After experiencing a performance of Grass Roots in 2008, Professor Don Bowyer became intrigued by the idea of creating a composition that involved the audience in a performance. The resulting composition was Time Zones (2010). Like Grass Roots, this work involves three-way human-computer interaction: musician-computer-audience. The composition serves as a metaphor for modern life, in which our plans are frequently interrupted by unplanned demands on our time, interruptions that are often delivered through technology.

Representing a typical day in one musician’s life, the composition includes six sections corresponding to teaching, administrative duties, composition, performance, music technology, and family. Each section includes a trombone part, to be performed live, in sync with sequenced computer music embedded in a projected animation.

The six sections mentioned above are the pre-planned “time zones” of one day. Unplanned demands on one’s time are represented by a seventh section that is triggered by the ringing of the performer’s cell phone. The cell phone number is visible on the screen throughout the performance, and the audience is encouraged to call whenever they wish.
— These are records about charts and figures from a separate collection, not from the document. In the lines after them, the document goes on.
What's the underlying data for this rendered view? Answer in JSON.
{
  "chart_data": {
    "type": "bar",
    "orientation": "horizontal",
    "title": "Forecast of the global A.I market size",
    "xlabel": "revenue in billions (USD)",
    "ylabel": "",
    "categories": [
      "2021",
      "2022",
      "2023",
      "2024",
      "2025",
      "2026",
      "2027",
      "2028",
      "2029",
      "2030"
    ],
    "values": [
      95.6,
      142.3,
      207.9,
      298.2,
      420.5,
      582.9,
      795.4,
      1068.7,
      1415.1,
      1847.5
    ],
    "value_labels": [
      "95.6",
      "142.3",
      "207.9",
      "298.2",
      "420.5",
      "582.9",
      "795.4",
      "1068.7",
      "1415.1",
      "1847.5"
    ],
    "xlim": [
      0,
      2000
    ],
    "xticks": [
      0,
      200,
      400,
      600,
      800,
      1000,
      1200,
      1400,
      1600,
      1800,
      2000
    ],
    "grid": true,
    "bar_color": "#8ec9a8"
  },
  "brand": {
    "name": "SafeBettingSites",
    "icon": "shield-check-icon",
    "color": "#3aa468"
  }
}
While no one answers the call, the ringing triggers the music to jump immediately to a seventh section. Following the interruption, the music picks up where it left off, as the performer continues working through his or her daily “time zones.”

While this composition allows the audience to “meaningfully influence a performance of a piece of western art music,” Bowyer acknowledges that the influence is limited. Since this composition, he has continued to explore audience participation in a variety of other contexts through later compositions, sometimes involving audience members reading text, humming, or making real-time musical choices.